One way to reduce the differences would be to systematically score white defendants as riskier than they actually are, but then the algorithm would be treating defendants differently based on race, he said.
If racial disparities in the criminal justice system were to be corrected — a big task that is outside the scope of a single tool — better data could be put into the algorithms, said Chris Griffin, consultant to Harvard Law School’s Access to Justice Lab, which is doing research in Dane County on the PSA.
Early data from the PSA show more black and Latino defendants are released pretrial when a risk assessment tool is being used, according to Arnold Ventures. According to the Pretrial Justice Institute, both the PSA and the VPRAI are capable of producing race-neutral results.
Will pretrial risk assessment tools result in "throngs of violent criminals" being released back into the community?

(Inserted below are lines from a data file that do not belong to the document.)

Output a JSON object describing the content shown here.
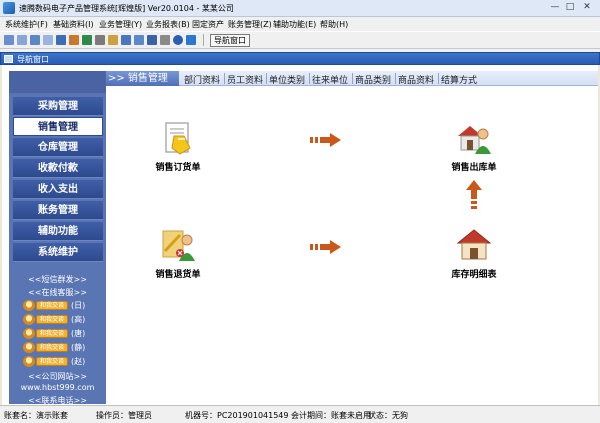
{
  "window": {
    "title": "速腾数码电子产品管理系统[辉煌版] Ver20.0104 - 某某公司"
  },
  "menu": [
    "系统维护(F)",
    "基础资料(I)",
    "业务管理(Y)",
    "业务报表(B)",
    "固定资产",
    "账务管理(Z)",
    "辅助功能(E)",
    "帮助(H)"
  ],
  "toolbar": {
    "nav_button_label": "导航窗口"
  },
  "navwin": {
    "title": "导航窗口"
  },
  "sidebar": {
    "items": [
      "采购管理",
      "销售管理",
      "仓库管理",
      "收款付款",
      "收入支出",
      "账务管理",
      "辅助功能",
      "系统维护"
    ],
    "active_item": "销售管理",
    "sms_link": "<<短信群发>>",
    "service_link": "<<在线客服>>",
    "qq_badge": "和我交谈",
    "contacts": [
      "(日)",
      "(高)",
      "(唐)",
      "(静)",
      "(赵)"
    ],
    "website_link": "<<公司网站>>",
    "website_url": "www.hbst999.com",
    "phone_link": "<<联系电话>>"
  },
  "tabs": {
    "active": ">> 销售管理",
    "items": [
      "部门资料",
      "员工资料",
      "单位类别",
      "往来单位",
      "商品类别",
      "商品资料",
      "结算方式"
    ]
  },
  "flow": {
    "order": "销售订货单",
    "out": "销售出库单",
    "return": "销售退货单",
    "stock": "库存明细表"
  },
  "status": {
    "account": "账套名：演示账套",
    "operator": "操作员：管理员",
    "machine": "机器号：PC201901041549 会计期间：账套未启用",
    "state": "状态：无狗"
  },
  "colors": {
    "sidebar": "#5a75b3",
    "nav_title": "#2a5db4",
    "arrow": "#c8581c"
  }
}
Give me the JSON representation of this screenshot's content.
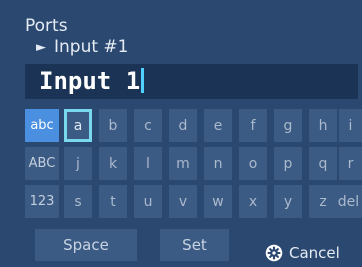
{
  "header": {
    "title": "Ports",
    "subtitle_arrow": "►",
    "subtitle": "Input #1"
  },
  "entry": {
    "value": "Input 1"
  },
  "keyboard": {
    "modes": [
      "abc",
      "ABC",
      "123"
    ],
    "active_mode": "abc",
    "rows": [
      [
        "a",
        "b",
        "c",
        "d",
        "e",
        "f",
        "g",
        "h",
        "i"
      ],
      [
        "j",
        "k",
        "l",
        "m",
        "n",
        "o",
        "p",
        "q",
        "r"
      ],
      [
        "s",
        "t",
        "u",
        "v",
        "w",
        "x",
        "y",
        "z"
      ]
    ],
    "selected_key": "a",
    "del_label": "del"
  },
  "footer": {
    "space_label": "Space",
    "set_label": "Set",
    "cancel_label": "Cancel",
    "cancel_icon": "gear-icon"
  },
  "colors": {
    "background": "#2b4870",
    "key": "#3c5b84",
    "active_mode": "#4a8fe0",
    "selection": "#79d7ee",
    "cursor": "#4fd0ff"
  }
}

Data show that the vast majority of defendants are low risk when they are released pretrial, meaning most show up for court and do not commit new crimes. Data have also shown that 98 percent or more of pretrial defendants do not commit new violent crimes when released.
Risk assessment tools recommend the release of the low-risk defendants and the detention of the high risk, potentially violent offenders. Counties get to choose where to draw the line on how much risk they are willing to accept.
In any system, mistakes will be made because it is impossible to predict future human behavior with 100 percent accuracy. In a system without risk assessment tools, dangerous defendants can post bail and commit a new violent crime while released.
The only way to prevent all new violent criminal activity among defendants awaiting trial would be to detain everyone. That would be unconstitutional.